Nous sommes dans un restaurant berbère algérien, qui n’est donc pas décoré à la marocaine : ni tapis ni mosaïques, ni chichi arabisant. C’est simple, paysan, rustique. Pas de doute, nous devrions rêver de l’Atlas ! Nous remercions Pierre Gentelle pour avoir déniché l’adresse. On a tous une perception hyperbolique du couscous. Il est de la famille des plats « universels » (pots-au-feu, choucroutes, tajines, etc.), très en vogue actuellement, car ils sentent le terroir, autre chose que les portions sans goûts de l’industrie agro-alimentaire. C’est l’un des plats préférés des Français qui le connaissent depuis peu (Provençaux exceptés). Mais le couscous a tellement de qualités :

– il est socialisant. Pas de couscous, tout seul, un soir devant la télé ! il est religieux, ce qui veut dire consommé lors des fêtes religieuses, car il signifie l’abondance. Pour les Français qui ont vécu au Maroc, comme Pierre Gentelle en témoigne, le couscous est la fête de la fête !

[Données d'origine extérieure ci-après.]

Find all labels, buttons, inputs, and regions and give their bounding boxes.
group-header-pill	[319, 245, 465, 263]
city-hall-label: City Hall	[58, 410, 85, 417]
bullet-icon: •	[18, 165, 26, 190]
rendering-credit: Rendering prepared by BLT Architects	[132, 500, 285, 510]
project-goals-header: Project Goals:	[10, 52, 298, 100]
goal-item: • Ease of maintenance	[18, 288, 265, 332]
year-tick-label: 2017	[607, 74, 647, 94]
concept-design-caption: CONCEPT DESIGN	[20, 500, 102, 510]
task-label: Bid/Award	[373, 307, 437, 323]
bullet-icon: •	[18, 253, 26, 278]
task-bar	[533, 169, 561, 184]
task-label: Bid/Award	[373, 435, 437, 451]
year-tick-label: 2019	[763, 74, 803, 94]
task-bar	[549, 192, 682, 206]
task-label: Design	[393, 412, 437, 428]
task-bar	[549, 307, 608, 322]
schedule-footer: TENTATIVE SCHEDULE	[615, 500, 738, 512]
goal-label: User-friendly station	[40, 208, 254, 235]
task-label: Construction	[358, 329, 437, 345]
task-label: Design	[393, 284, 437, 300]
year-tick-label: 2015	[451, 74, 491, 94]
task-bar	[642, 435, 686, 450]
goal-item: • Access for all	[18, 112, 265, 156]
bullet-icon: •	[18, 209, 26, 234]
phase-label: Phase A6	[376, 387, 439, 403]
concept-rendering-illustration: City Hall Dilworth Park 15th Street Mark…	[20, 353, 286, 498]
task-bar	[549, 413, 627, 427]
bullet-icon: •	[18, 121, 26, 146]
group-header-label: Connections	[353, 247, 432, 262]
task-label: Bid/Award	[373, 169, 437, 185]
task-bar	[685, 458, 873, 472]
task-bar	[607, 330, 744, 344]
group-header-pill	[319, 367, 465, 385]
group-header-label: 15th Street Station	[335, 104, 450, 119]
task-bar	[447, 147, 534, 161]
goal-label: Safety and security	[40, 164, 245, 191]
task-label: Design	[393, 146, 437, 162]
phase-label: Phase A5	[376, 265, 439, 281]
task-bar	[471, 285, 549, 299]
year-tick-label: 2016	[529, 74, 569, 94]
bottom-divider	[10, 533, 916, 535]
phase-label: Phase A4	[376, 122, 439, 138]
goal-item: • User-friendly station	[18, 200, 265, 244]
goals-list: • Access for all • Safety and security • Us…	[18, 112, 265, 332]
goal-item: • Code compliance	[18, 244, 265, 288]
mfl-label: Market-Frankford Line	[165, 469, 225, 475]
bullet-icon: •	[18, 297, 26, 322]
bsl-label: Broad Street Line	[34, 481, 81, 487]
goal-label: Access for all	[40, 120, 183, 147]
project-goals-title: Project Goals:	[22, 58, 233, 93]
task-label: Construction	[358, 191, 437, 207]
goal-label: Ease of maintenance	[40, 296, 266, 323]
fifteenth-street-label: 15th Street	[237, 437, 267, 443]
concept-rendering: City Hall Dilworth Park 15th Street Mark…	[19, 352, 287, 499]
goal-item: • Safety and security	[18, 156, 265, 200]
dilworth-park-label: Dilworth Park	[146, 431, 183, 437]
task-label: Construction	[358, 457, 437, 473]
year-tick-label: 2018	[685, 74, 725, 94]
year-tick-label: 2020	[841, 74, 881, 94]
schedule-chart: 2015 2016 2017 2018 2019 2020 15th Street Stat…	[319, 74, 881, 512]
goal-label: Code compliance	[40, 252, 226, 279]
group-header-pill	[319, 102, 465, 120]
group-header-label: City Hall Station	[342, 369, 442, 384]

–  Il est identitaire car le Maghreb le revendique. Et manger du couscous, c’est voyager au Maghreb avec cette irremplaçable odeur de cumin. Il est « construit » par les hommes (pour la viande) et les femmes (pour les légumes et, surtout la semoule qu’il fallait rouler sur les cuisses !).
– Il est modulable et, donc, adapté à l’individualisme des pratiques d’aujourd’hui : le couscous n’existe pas, ce qui existe, c’est le couscous que je mange qui ne sera jamais le même qu’hier ou demain.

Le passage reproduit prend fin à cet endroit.